O sentimento que invariavelmente surge neste processo é o ressentimento. E, ao lidarmos com a mágoa, começamos a experimentar algo parecido com as cinco fases do luto: negação, raiva, barganha, depressão e aceitação. A negação, porém, dura segundos, seguida pela raiva. A fase de barganha é aquela na qual tentamos formular teorias para explicar a derrota (a tese de fraude nas urnas, por exemplo, é típica dessa etapa), mas dá lugar ao abatimento. Por fim, aceitamos o resultado.

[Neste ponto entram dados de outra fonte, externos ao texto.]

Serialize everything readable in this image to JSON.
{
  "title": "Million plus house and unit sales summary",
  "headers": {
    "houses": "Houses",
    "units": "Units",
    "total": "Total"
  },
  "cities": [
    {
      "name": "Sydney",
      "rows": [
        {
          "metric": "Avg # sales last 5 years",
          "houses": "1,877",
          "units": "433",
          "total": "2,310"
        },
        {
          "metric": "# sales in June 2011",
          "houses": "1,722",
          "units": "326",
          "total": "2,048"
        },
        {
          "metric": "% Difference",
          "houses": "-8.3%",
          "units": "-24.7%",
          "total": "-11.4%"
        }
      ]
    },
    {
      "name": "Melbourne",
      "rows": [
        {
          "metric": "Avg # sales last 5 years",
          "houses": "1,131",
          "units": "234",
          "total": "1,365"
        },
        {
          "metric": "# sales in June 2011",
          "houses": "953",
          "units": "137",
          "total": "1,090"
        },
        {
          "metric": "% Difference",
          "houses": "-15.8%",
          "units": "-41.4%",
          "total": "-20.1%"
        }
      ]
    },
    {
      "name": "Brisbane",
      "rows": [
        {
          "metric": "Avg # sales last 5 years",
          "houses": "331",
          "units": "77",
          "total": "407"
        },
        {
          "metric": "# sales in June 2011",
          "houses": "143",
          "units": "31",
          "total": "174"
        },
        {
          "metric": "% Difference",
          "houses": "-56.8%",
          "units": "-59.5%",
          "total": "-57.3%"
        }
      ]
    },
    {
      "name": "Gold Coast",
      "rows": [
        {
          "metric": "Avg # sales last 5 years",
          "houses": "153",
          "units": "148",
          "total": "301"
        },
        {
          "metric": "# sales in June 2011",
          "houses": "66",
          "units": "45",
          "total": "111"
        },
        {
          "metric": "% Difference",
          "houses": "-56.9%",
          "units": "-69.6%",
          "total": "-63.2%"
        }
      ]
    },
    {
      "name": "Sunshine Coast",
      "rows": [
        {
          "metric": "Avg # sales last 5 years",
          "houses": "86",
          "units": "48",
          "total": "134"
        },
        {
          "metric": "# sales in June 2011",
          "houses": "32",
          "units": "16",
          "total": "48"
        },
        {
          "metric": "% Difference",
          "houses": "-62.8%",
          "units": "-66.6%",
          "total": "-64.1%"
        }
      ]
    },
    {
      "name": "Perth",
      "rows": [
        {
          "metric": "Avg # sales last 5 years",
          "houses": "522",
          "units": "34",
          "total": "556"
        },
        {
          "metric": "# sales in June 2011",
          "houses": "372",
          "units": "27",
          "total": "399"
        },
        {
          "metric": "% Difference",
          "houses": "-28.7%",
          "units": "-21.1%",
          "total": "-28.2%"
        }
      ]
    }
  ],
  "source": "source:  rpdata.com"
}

Os quatro primeiros períodos, que podem ocorrer em um único dia, compõem uma espécie de inconformismo, que pode gerar um ressentimento mal curado. Petistas e psolistas, por exemplo, sentiram o azedume do fracasso em outubro. Os eleitores e simpatizantes de Kamala Harris experimentaram o mesmo amargor nesta semana.
Mas, em alguns casos, o ressentimento pode ser um estímulo futuro para campanhas bem-sucedidas. Nesta semana, o escritor David Brooks, autor do livro “Bubos no paraíso”, escreveu um artigo para o New York Times que faz uma análise arguta sobre a vitória de Donald Trump. “Bubos” é uma gíria americana para “burgueses boêmios” – um tipo de eleitor que foi a grande base para as eleições de Bill Clinton. O autor é um observador sensível da cena política americana e tem uma explicação interessante para o comportamento de Trump.
“Enquanto a esquerda se voltava para a arte performática identitária, Donald Trump entrou na guerra de classes com os dois pés. Seu ressentimento nascido no Queens pelas elites de Manhattan se encaixou magicamente com a animosidade de classe sentida pelas pessoas que moram nas zonas rurais em todo o país. Sua mensagem era simples: essas pessoas traíram vocês”, escreveu Brooks.
A visão do escritor americano casa com a interpretação do economista Simon Johnson, um dos três vencedores do prêmio Nobel de economia. Os eleitores americanos se ressentiram com os democratas e aderiram fortemente à proposta de Trump, especialmente setores que tradicionalmente votavam em candidatos azuis, como latinos e negros.
Portanto, o ressentimento, algo que tipicamente surge da derrota, pode ter seu lado bom – e ser um combustível essencial para a vitória de alguns personagens, como Donald Trump.